With funding from Joseph Coors, Richard Mellon Scaife and others, the right created such think tanks as the Heritage Foundation and the Center for Strategic and International Studies. Kristol himself was a fellow at a key think tank, the American Enterprise Institute, and at least two major conservative books, Jules Wanniski’s supply-side manifesto “The Way the World Works,” and Charles Murray’s anti-welfare “Losing Ground,” were published with Kristol’s help.

Kristol also taught at New York University, worked for several years as a senior editor at the Basic Books publishing house and in the 1950s headed the anticommunist magazine Encounter, which turned out to have been funded — without Kristol’s knowledge, he said — by the CIA.

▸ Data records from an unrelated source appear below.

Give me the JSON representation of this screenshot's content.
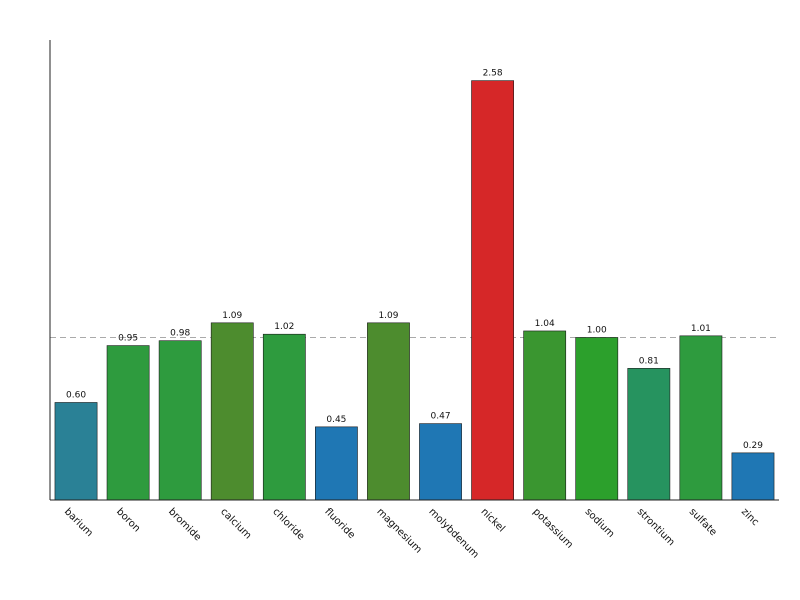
{
  "chart_data": {
    "type": "bar",
    "title": "",
    "xlabel": "",
    "ylabel": "",
    "categories": [
      "barium",
      "boron",
      "bromide",
      "calcium",
      "chloride",
      "fluoride",
      "magnesium",
      "molybdenum",
      "nickel",
      "potassium",
      "sodium",
      "strontium",
      "sulfate",
      "zinc"
    ],
    "values": [
      0.6,
      0.95,
      0.98,
      1.09,
      1.02,
      0.45,
      1.09,
      0.47,
      2.58,
      1.04,
      1.0,
      0.81,
      1.01,
      0.29
    ],
    "value_labels": [
      "0.60",
      "0.95",
      "0.98",
      "1.09",
      "1.02",
      "0.45",
      "1.09",
      "0.47",
      "2.58",
      "1.04",
      "1.00",
      "0.81",
      "1.01",
      "0.29"
    ],
    "colors": [
      "#2a8196",
      "#2e9b3e",
      "#2e9b3e",
      "#4d8c2e",
      "#2e9b3e",
      "#1f77b4",
      "#4d8c2e",
      "#1f77b4",
      "#d62728",
      "#3a9630",
      "#2ca02c",
      "#26935f",
      "#2e9b3e",
      "#1f77b4"
    ],
    "ylim": [
      0,
      2.83
    ],
    "reference_line": 1.0,
    "y_ticks_shown": false,
    "grid": false,
    "legend": "none"
  }
}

Born in New York City in 1920, Kristol was at first similar to so many other children of Jewish immigrants — passionate about books and allied with the working class, a teenager during the Great Depression who “saw around me unemployed men eager to work but finding no jobs.”

“Under such circumstances, the notion of an economy planned by governmental authority seemed commonsensical, not ideological,” he later wrote.

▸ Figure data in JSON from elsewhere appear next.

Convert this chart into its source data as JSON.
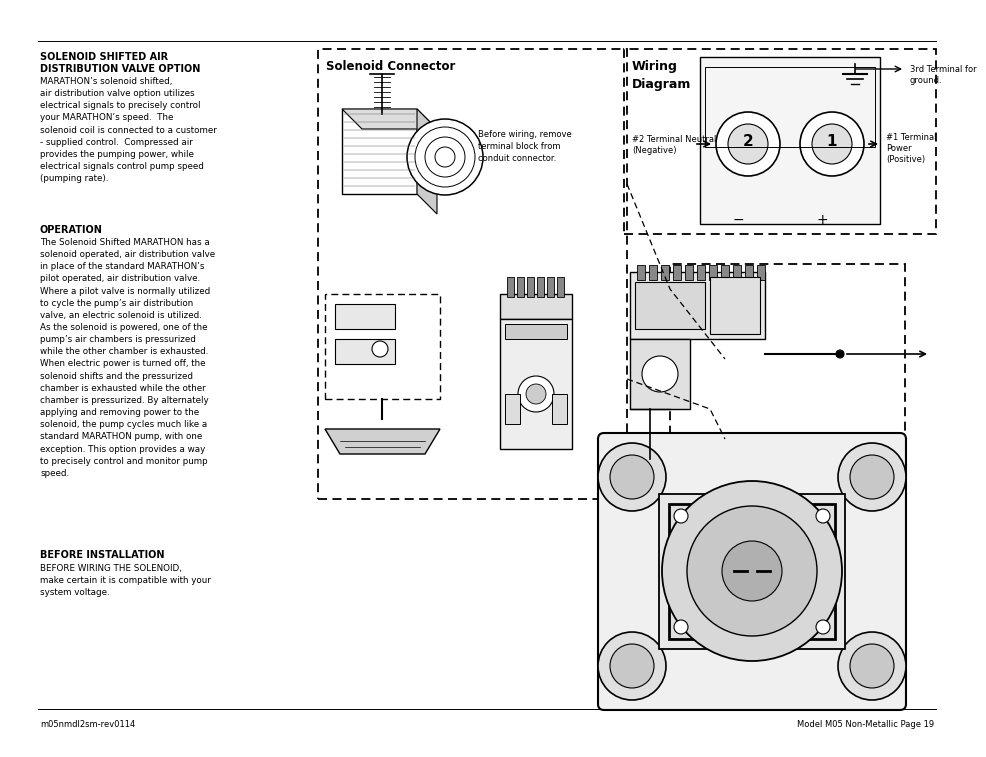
{
  "page_bg": "#ffffff",
  "text_color": "#000000",
  "footer_left": "m05nmdl2sm-rev0114",
  "footer_right": "Model M05 Non-Metallic Page 19",
  "section1_title1": "SOLENOID SHIFTED AIR",
  "section1_title2": "DISTRIBUTION VALVE OPTION",
  "section1_body": "MARATHON’s solenoid shifted,\nair distribution valve option utilizes\nelectrical signals to precisely control\nyour MARATHON’s speed.  The\nsolenoid coil is connected to a customer\n- supplied control.  Compressed air\nprovides the pumping power, while\nelectrical signals control pump speed\n(pumping rate).",
  "section2_title": "OPERATION",
  "section2_body": "The Solenoid Shifted MARATHON has a\nsolenoid operated, air distribution valve\nin place of the standard MARATHON’s\npilot operated, air distribution valve.\nWhere a pilot valve is normally utilized\nto cycle the pump’s air distribution\nvalve, an electric solenoid is utilized.\nAs the solenoid is powered, one of the\npump’s air chambers is pressurized\nwhile the other chamber is exhausted.\nWhen electric power is turned off, the\nsolenoid shifts and the pressurized\nchamber is exhausted while the other\nchamber is pressurized. By alternately\napplying and removing power to the\nsolenoid, the pump cycles much like a\nstandard MARATHON pump, with one\nexception. This option provides a way\nto precisely control and monitor pump\nspeed.",
  "section3_title": "BEFORE INSTALLATION",
  "section3_body": "BEFORE WIRING THE SOLENOID,\nmake certain it is compatible with your\nsystem voltage.",
  "solenoid_label": "Solenoid Connector",
  "wiring_label1": "Wiring",
  "wiring_label2": "Diagram",
  "note_text": "Before wiring, remove\nterminal block from\nconduit connector.",
  "t2_label": "#2 Terminal Neutral\n(Negative)",
  "t1_label": "#1 Terminal\nPower\n(Positive)",
  "t3_label": "3rd Terminal for\nground.",
  "minus_sym": "−",
  "plus_sym": "+"
}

By his mid-20s, Kristol had already backed off his most radical beliefs. A member of the armed infantry in Europe during World War II, he was surprised by his sympathy for the military establishment and by his distance from his fellow soldiers, whom he regarded as “thugs or near-thugs.”

“My army experience permitted me to make an important political discovery,” he wrote. “The idea of building socialism with the common man who actually existed — as distinct from his idealized version — was sheer fantasy, and therefore the prospects for `democratic socialism’ were nil.”

After the war, he returned to New York and was hired to edit Commentary, then a liberal publication, and contributed reviews on religion and philosophy and other subjects. Still disdainful of market economics, he was an anticommunist liberal who called Sen. Joseph McCarthy a “vulgar demagogue,” but added that “there is one thing that the American people know about Senator McCarthy; he, like them, is unequivocally anti-Communist.

“About the spokesman for American liberalism, they feel they know no such thing.”